Quand le rapport Goldstone a été publié en septembre dernier, la première réaction des Palestiniens fut de prendre immédiatement le train en marche. Rarement, les Palestiniens s’étaient trouvés devant une telle opportunité. Enfin, il se trouvait un juge crédible, fiable et expérimenté, un juif et un sioniste autoproclamé, qui avait vu de ses propres yeux la destruction massive qu’Israël avait infligée à la bande de Gaza durant ses 22 jours d’invasion. Aussi, quand le Conseil des Droits de l’homme annonça qu’il y aurait un vote sur le rapport en octobre, les Palestiniens furent tout à fait pour. C’est-à-dire qu’ils le furent jusqu’au soir qui précéda le vote, où la direction palestinienne, étonnamment, décida de faire reporter le débat sur le rapport à la session de mars, selon elle pour « rallier plus de soutiens ».
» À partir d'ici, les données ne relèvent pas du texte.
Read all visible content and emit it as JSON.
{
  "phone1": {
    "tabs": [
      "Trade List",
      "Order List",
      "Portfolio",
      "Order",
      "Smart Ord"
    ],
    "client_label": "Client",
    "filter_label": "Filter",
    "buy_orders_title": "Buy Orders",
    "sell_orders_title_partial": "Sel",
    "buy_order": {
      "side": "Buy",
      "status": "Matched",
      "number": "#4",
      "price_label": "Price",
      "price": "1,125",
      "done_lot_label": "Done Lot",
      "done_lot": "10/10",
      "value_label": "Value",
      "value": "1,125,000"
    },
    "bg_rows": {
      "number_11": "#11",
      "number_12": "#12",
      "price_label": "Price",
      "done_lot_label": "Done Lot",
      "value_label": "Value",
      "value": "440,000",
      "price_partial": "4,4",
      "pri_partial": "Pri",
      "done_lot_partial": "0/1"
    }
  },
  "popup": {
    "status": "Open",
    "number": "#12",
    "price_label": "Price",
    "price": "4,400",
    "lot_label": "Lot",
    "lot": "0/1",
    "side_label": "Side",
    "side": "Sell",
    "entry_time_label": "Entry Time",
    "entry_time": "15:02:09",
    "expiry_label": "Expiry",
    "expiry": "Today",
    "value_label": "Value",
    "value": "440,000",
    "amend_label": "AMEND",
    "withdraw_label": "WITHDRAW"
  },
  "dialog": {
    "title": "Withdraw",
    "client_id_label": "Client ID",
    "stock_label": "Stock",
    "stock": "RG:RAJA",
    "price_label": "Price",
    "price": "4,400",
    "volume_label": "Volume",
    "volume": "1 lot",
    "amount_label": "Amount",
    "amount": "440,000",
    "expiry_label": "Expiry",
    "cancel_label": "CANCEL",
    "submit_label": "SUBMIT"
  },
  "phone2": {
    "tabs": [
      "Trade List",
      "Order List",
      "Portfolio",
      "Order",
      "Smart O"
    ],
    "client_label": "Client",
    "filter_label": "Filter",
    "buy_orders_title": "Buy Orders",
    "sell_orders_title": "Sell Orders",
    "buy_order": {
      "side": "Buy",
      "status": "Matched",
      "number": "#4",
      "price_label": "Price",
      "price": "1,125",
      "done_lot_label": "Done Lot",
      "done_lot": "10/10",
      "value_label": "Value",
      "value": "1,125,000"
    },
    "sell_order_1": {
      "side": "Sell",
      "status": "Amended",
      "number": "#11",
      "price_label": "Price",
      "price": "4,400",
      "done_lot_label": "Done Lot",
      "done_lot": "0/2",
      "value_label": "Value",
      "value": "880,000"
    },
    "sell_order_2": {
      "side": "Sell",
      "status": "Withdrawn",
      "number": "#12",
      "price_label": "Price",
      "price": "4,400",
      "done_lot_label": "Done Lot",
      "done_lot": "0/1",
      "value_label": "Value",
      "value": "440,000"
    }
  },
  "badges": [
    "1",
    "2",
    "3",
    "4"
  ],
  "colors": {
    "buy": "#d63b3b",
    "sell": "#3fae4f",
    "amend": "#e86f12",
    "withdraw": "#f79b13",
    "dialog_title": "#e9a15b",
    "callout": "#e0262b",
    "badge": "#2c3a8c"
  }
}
D’après un nouveau rapport publié dans la presse palestinienne sur la commission d’enquête qui s’est penchée sur ce report, le président Mahmoud Abbas avait subi des pressions pour faire reporter le vote, et par nul autre que les Etats-Unis. Naturellement, avec le retour de bâton par la population, cela fut trop pour Abbas à gérer, il revint par la suite sur sa décision et adopta le rapport au Conseil des Droits de l’homme des semaines plus tard, seulement les dégâts à sa réputation étaient faits. Le fait est que les Etats-Unis ne laissent rien au hasard quand il s’agit de protéger Israël, même de quelqu’un d’aussi vénérable que le juge Goldstone qui publie un rapport tout aussi vénérable sur les actes intolérables d’Israël dans la bande de Gaza.
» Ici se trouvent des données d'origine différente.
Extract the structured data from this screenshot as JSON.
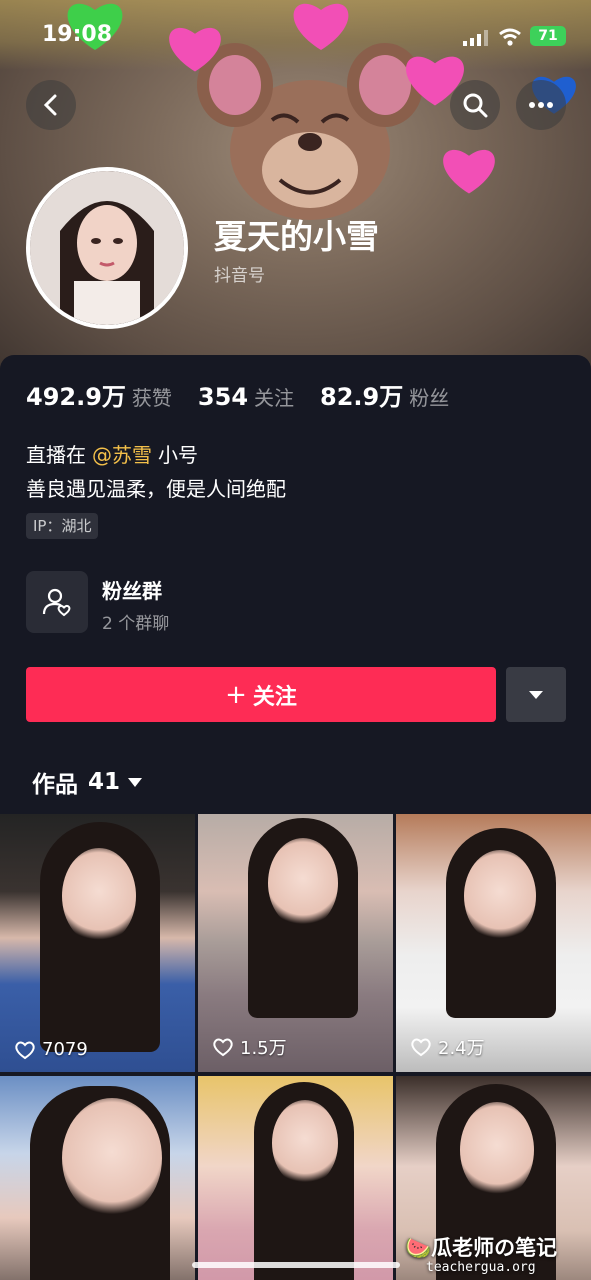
{
  "status_bar": {
    "time": "19:08",
    "battery": "71"
  },
  "profile": {
    "nickname": "夏天的小雪",
    "douyin_id_label": "抖音号"
  },
  "stats": [
    {
      "value": "492.9万",
      "label": "获赞"
    },
    {
      "value": "354",
      "label": "关注"
    },
    {
      "value": "82.9万",
      "label": "粉丝"
    }
  ],
  "bio": {
    "line1_prefix": "直播在",
    "mention": "@苏雪",
    "line1_suffix": "小号",
    "line2": "善良遇见温柔，便是人间绝配",
    "ip": "IP：湖北"
  },
  "fan_group": {
    "title": "粉丝群",
    "subtitle": "2 个群聊"
  },
  "follow_button": {
    "plus": "+",
    "label": "关注"
  },
  "works_tab": {
    "label": "作品",
    "count": "41"
  },
  "videos": [
    {
      "likes": "7079"
    },
    {
      "likes": "1.5万"
    },
    {
      "likes": "2.4万"
    },
    {
      "likes": ""
    },
    {
      "likes": ""
    },
    {
      "likes": ""
    }
  ],
  "watermark": {
    "text": "🍉瓜老师の笔记",
    "url": "teachergua.org"
  },
  "colors": {
    "accent": "#fe2c55",
    "mention": "#f4c04a",
    "background": "#161823"
  }
}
Incroyable, véritablement. Quand un Israélien est tué dans un attentat-suicide ou par une roquette Qassam, tout le monde le sait. Les victimes sont de vrais êtres humains, avec une histoire et une famille. Leur innocence est exagérément mise en avant dans la presse pour que le lecteur puisse se sentir comme de la famille, et non comme un étranger. Les Palestiniens, en revanche, sont traités comme des numéros, des statistiques et, pire que tout, comme les responsables de leur propre souffrance. Si ce n’étaient les attentats-suicides, jamais le mur de séparation n’aurait été construit. Si ce n’étaient les roquettes de Gaza, Israël n’aurait pas dû envahir, et si ce n’était le penchant des Palestiniens à « rater les occasions », ils auraient déjà la paix.
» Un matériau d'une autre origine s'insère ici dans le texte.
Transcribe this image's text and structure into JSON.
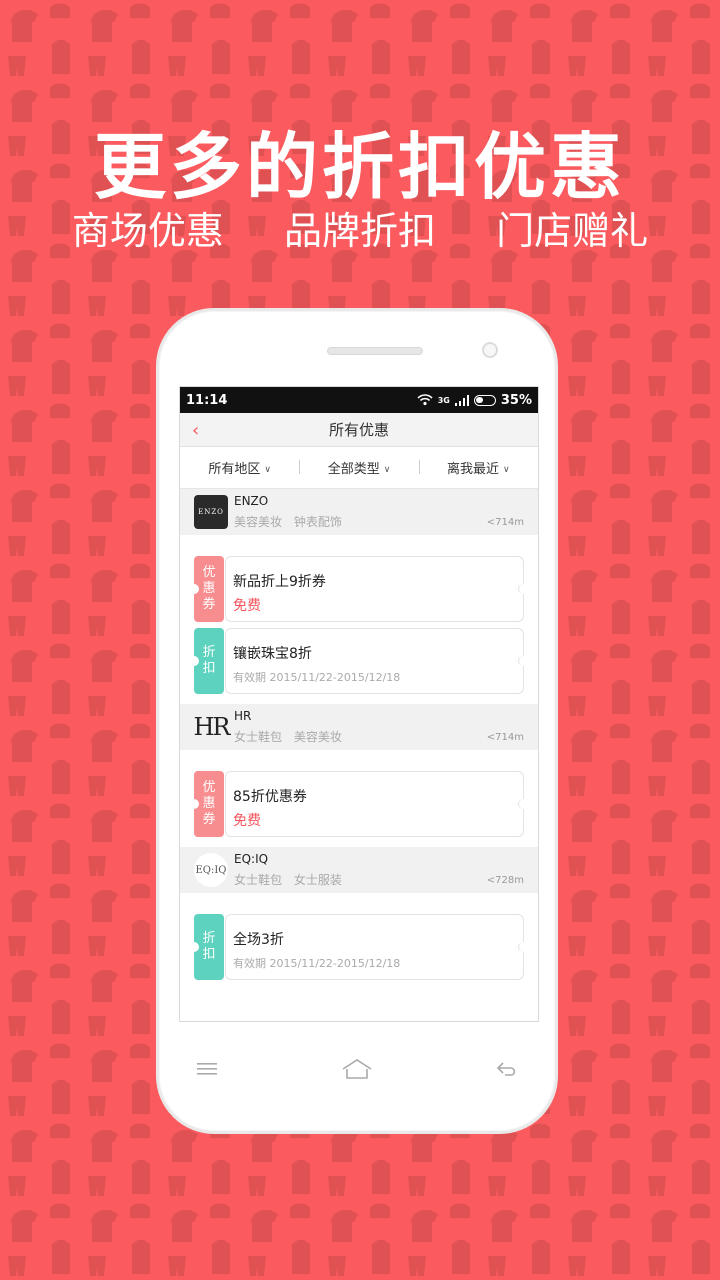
{
  "headline": "更多的折扣优惠",
  "subline": [
    "商场优惠",
    "品牌折扣",
    "门店赠礼"
  ],
  "status": {
    "time": "11:14",
    "signal_label": "3G",
    "battery": "35%"
  },
  "navbar": {
    "title": "所有优惠"
  },
  "filters": [
    "所有地区",
    "全部类型",
    "离我最近"
  ],
  "shops": [
    {
      "name": "ENZO",
      "logo_text": "ENZO",
      "tags": [
        "美容美妆",
        "钟表配饰"
      ],
      "distance": "<714m",
      "coupons": [
        {
          "tag": "优惠券",
          "type": "coupon",
          "title": "新品折上9折券",
          "price": "免费",
          "valid": ""
        },
        {
          "tag": "折扣",
          "type": "discount",
          "title": "镶嵌珠宝8折",
          "price": "",
          "valid": "有效期 2015/11/22-2015/12/18"
        }
      ]
    },
    {
      "name": "HR",
      "logo_text": "HR",
      "tags": [
        "女士鞋包",
        "美容美妆"
      ],
      "distance": "<714m",
      "coupons": [
        {
          "tag": "优惠券",
          "type": "coupon",
          "title": "85折优惠券",
          "price": "免费",
          "valid": ""
        }
      ]
    },
    {
      "name": "EQ:IQ",
      "logo_text": "EQ:IQ",
      "tags": [
        "女士鞋包",
        "女士服装"
      ],
      "distance": "<728m",
      "coupons": [
        {
          "tag": "折扣",
          "type": "discount",
          "title": "全场3折",
          "price": "",
          "valid": "有效期 2015/11/22-2015/12/18"
        }
      ]
    }
  ],
  "colors": {
    "background": "#fb5b5e",
    "accent": "#f5565d",
    "coupon_tag": "#f88d8f",
    "discount_tag": "#5dd2be"
  }
}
Ce qui manque dans toutes ces équations, c’est le fait que les Palestiniens – nonobstant leurs erreurs de calcul et leurs combats fratricides – sont toujours occupés et opprimés. Ont-ils commis des erreurs dans le passé, et continuent-ils d’en faire aujourd’hui ? Oui, notamment de tirer des roquettes grandement inoffensives sur Israël qui conduisent à des représailles militaires scandaleusement disproportionnées. Est-ce que cela fait d’eux des terroristes et, partant, justifie le pilonnage violent par Israël de leurs maisons et territoires ? Absolument pas.
Le terrorisme se présente sous toutes les formes et il y en a de toutes sortes. Exproprier de leurs terres les propriétaires d’origine pour y monter des constructions illégales, sur une terre occupée, est une forme de terrorisme. Bombarder des zones habitées remplies de civils innocents, c’est du parfait terrorisme d’Etat. Mais les Nations unies connaissent une chose ou deux là-dessus. Nous nous rappelons tous combien de nombreux soldats US meurent en se battant « pour la liberté », en Afghanistan et en Iraq. Mais qui tient les comptes des centaines de milliers d’Afghans et d’Iraquiens assassinés depuis que les USA ont envahi et occupent leurs pays, depuis le 11 Septembre ? Exactement.